Trêve de geignements, il était temps de parler affaires !
– Ma belle, nous allons faire un marché. En ce monde, nul n’a rien pour rien. Je veux donc bien aider ton pauvre père, en échange…
Elle se tut, regarda Vassilissa, guetta une lueur d’espoir dans ses yeux. Rien. La gamine se méfiait. Déçue, elle se leva et étendit ses grands bras décharnés.
– Vois le taudis dans lequel je vis. Tout est sens dessus dessous. L’or, l’argent, les diamants ne brillent plus tant il y a de poussière. Que tout reluise, que tout soit propre comme dans un palais, à mon retour !
Elle jeta un œil au plafond noirci qui, bien que la hutte soit basse extérieurement, semblait hors de portée d’un géant.
– Regarde ces toiles qu’ont tissées les araignées ! Pourquoi sont-elles là ? Les ai-je invitées ? Nettoie-moi tout cela.
Soudain, elle se rappela qu’un paysan lui avait offert, en échange d’un quelconque envoûtement, du pavot dans un sac qui s’était déchiré. Le tout s’était répandu et mêlé à la poussière de la pièce.
– Trie-moi ces graines, puis emmène-les à la presse, tu en feras une ou deux bonnes bouteilles d’huile.

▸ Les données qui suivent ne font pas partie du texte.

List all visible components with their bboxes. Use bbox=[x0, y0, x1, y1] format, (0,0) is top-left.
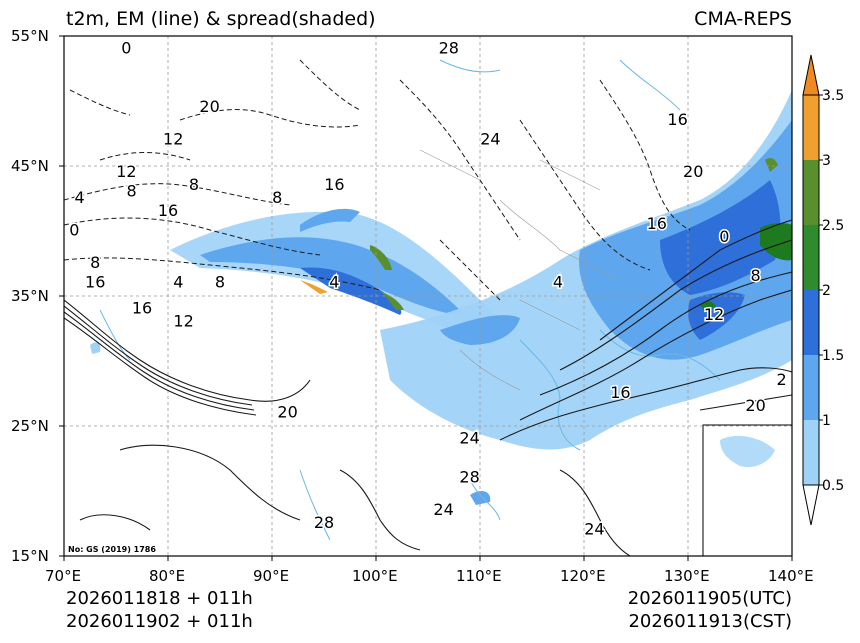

Elle chercha longtemps dans sa chaumière un autre travail à demander, renonça et revint à Vassilissa.
– Je dois repartir, je serais de retour demain soir. Si tout est terminé, tu pourras rentrer chez toi avec l’argent pour ton père, sinon, je te mangerai.
La fillette regarda autour d’elle. La caverne était immense, la saleté partout. Elle se tourna alors vers la sorcière pour savoir si le deuxième terme de l’alternative n’était pas une boutade, il avait été formulé si brièvement. Baba Yaga ne plaisantait pas, elle ne plaisantait jamais. La terreur qu’elle lisait sur le visage de l’enfant faisait briller le sien d’une joie démoniaque. Tu as une journée entièrement à toi pour essayer, pour te désespérer, pour pleurer, et, le soir, tu n’en seras que meilleure !

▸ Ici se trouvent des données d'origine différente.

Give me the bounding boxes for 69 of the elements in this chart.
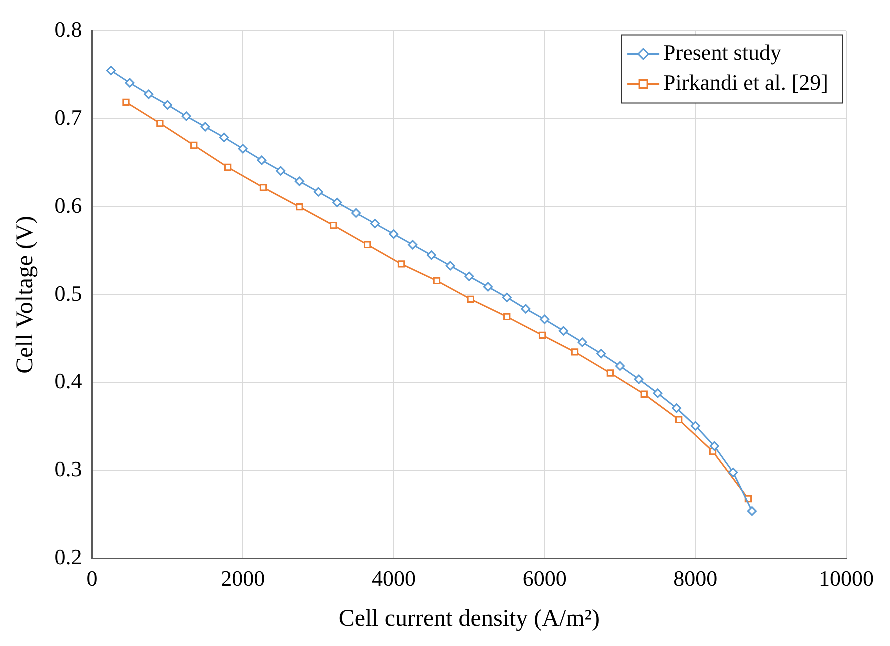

– Ne songe pas un instant à fuir, car mes trois cavaliers te rattraperont sans difficulté.
Sur ce, elle éclata de rire, monta dans son mortier, frappa du pilon, effaça toute trace avec le balai et disparut dans les airs.
À peine fut-elle partie que Vassilissa récupéra sa poupée et partagea avec elle le quignon de pain qu’elle avait pu préserver. Elle eut du mal à terminer sa part, elle n’avait pourtant rien mangé depuis le matin, mais elle n’avait pas faim contrairement à Kukolka. Les doudous sont moins angoissés que les humains.

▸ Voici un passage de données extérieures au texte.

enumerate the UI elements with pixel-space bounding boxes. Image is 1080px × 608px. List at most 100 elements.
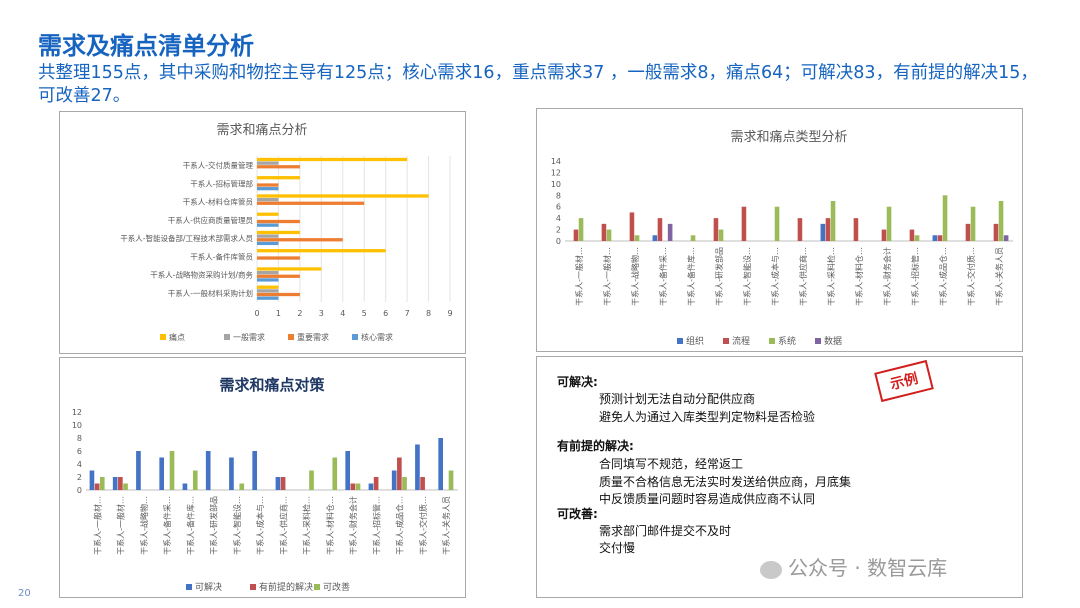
bar — [257, 223, 279, 227]
type-analysis-chart: 需求和痛点类型分析 0 2 4 6 8 10 12 14 干系人-一般材… 干系人-一般材… 干系人-… — [551, 129, 1013, 347]
x-tick-label: 7 — [405, 309, 410, 318]
category-label: 干系人-战略物… — [630, 247, 640, 306]
legend-swatch — [677, 338, 683, 344]
category-label: 干系人-一般材… — [574, 247, 584, 306]
bar — [182, 483, 188, 490]
x-tick-label: 5 — [362, 309, 367, 318]
bar — [257, 194, 429, 198]
category-label: 干系人-智能设… — [232, 496, 242, 555]
bar — [257, 176, 300, 180]
solvable-heading: 可解决: — [557, 375, 598, 389]
summary-text: 共整理155点，其中采购和物控主导有125点；核心需求16，重点需求37 ，一般… — [38, 63, 1038, 106]
bar — [252, 451, 258, 490]
category-label: 干系人-一般材料采购计划 — [168, 288, 253, 298]
category-label: 干系人-成本与… — [770, 247, 780, 306]
category-label: 干系人-关务人员 — [994, 247, 1004, 306]
legend-label: 系统 — [778, 335, 796, 347]
y-tick-label: 4 — [556, 214, 561, 223]
category-label: 干系人-交付质量管理 — [183, 160, 254, 170]
x-tick-label: 6 — [383, 309, 388, 318]
bar — [89, 470, 95, 490]
legend-swatch — [815, 338, 821, 344]
bar — [229, 457, 234, 490]
solvable-item: 预测计划无法自动分配供应商 — [599, 392, 756, 406]
chart-title: 需求和痛点对策 — [219, 376, 325, 394]
legend-label: 核心需求 — [361, 332, 393, 342]
bar — [136, 451, 141, 490]
bar — [448, 470, 454, 490]
category-label: 干系人-材料仓… — [854, 247, 864, 306]
bar — [391, 470, 397, 490]
bar — [713, 218, 719, 241]
bar — [402, 477, 407, 490]
bar — [853, 218, 859, 241]
chart-panel-demand-pain: 需求和痛点分析 0 1 2 3 4 5 6 7 8 9 干系人-交付质量管理 干系人-招标管理部 干系人-… — [59, 111, 466, 354]
bar — [257, 296, 279, 300]
conditional-item: 合同填写不规范，经常返工 — [599, 457, 744, 471]
category-label: 干系人-供应商… — [798, 247, 808, 306]
x-tick-label: 9 — [447, 309, 452, 318]
legend-swatch — [723, 338, 729, 344]
bar — [192, 470, 198, 490]
countermeasure-chart: 需求和痛点对策 0 2 4 6 8 10 12 干系人-一般材… 干系人-一般材… 干系人-战略物…… — [72, 376, 458, 593]
x-tick-label: 1 — [276, 309, 281, 318]
bar — [397, 457, 402, 490]
category-label: 干系人-备件库… — [185, 496, 195, 555]
bar — [909, 229, 915, 241]
legend-label: 数据 — [824, 335, 842, 347]
category-label: 干系人-采料检… — [302, 496, 312, 555]
legend-label: 有前提的解决 — [259, 581, 313, 593]
category-label: 干系人-备件采… — [658, 247, 668, 306]
demand-pain-chart: 需求和痛点分析 0 1 2 3 4 5 6 7 8 9 干系人-交付质量管理干系人-招标管理部干系人-… — [120, 122, 452, 342]
bar — [350, 483, 356, 490]
bar — [881, 229, 887, 241]
bar — [942, 195, 948, 241]
category-label: 干系人-备件采… — [162, 496, 172, 555]
y-tick-label: 8 — [556, 191, 561, 200]
x-tick-label: 2 — [297, 309, 302, 318]
legend-swatch — [186, 584, 192, 590]
bar — [112, 477, 118, 490]
legend-label: 重要需求 — [297, 332, 329, 342]
category-label: 干系人-战略物… — [139, 496, 149, 555]
bar — [914, 235, 920, 241]
page-number: 20 — [18, 588, 31, 599]
solvable-item: 避免人为通过入库类型判定物料是否检验 — [599, 410, 816, 424]
bar — [741, 206, 747, 241]
bar — [718, 229, 724, 241]
bar — [257, 285, 279, 289]
bar — [257, 292, 300, 297]
y-tick-label: 6 — [77, 447, 82, 456]
y-tick-label: 2 — [77, 473, 82, 482]
bar — [825, 218, 831, 241]
legend-label: 流程 — [732, 335, 750, 347]
bar — [420, 477, 425, 490]
legend-label: 组织 — [686, 335, 704, 347]
chart-panel-type-analysis: 需求和痛点类型分析 0 2 4 6 8 10 12 14 干系人-一般材… 干系人-一般材… 干系人-… — [536, 108, 1023, 352]
page-title: 需求及痛点清单分析 — [38, 32, 254, 60]
wechat-icon — [760, 560, 782, 579]
improvable-heading: 可改善: — [557, 507, 598, 521]
bar — [652, 235, 658, 241]
bar — [309, 470, 314, 490]
bar — [355, 483, 361, 490]
category-label: 干系人-材料仓… — [325, 496, 335, 555]
bar — [159, 457, 165, 490]
bar — [257, 289, 279, 293]
legend-label: 可解决 — [195, 581, 222, 593]
bar — [345, 451, 351, 490]
legend-swatch — [250, 584, 256, 590]
legend-label: 可改善 — [323, 581, 350, 593]
bar — [257, 201, 365, 205]
category-label: 干系人-供应商… — [278, 496, 288, 555]
bar — [573, 229, 579, 241]
bar — [993, 223, 999, 241]
bar — [257, 267, 322, 271]
chart-title: 需求和痛点类型分析 — [730, 129, 847, 145]
bar — [257, 270, 279, 275]
y-tick-label: 10 — [551, 180, 561, 189]
y-tick-label: 14 — [551, 157, 561, 166]
bar — [629, 212, 635, 241]
legend-label: 一般需求 — [233, 332, 265, 342]
y-tick-label: 10 — [72, 421, 82, 430]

Elle gémit en regardant tendrement son amie dévorer les miettes.
– Régale-toi, ma chérie ! C’est sans doute ton dernier repas. Je doute que Baba Yaga songe à te nourrir quand elle m’aura croquée.
– Ne pleure pas, ma toute belle. Allons dormir, nous ne pouvons rien faire pour le moment. Le soir voit tout en noir, mais le matin est plus malin.
[1]Malgré ses précautions, il reste parfois des cercles autour desquels, de petits champignons ont éclos, on les appelle des ronds de sorcières.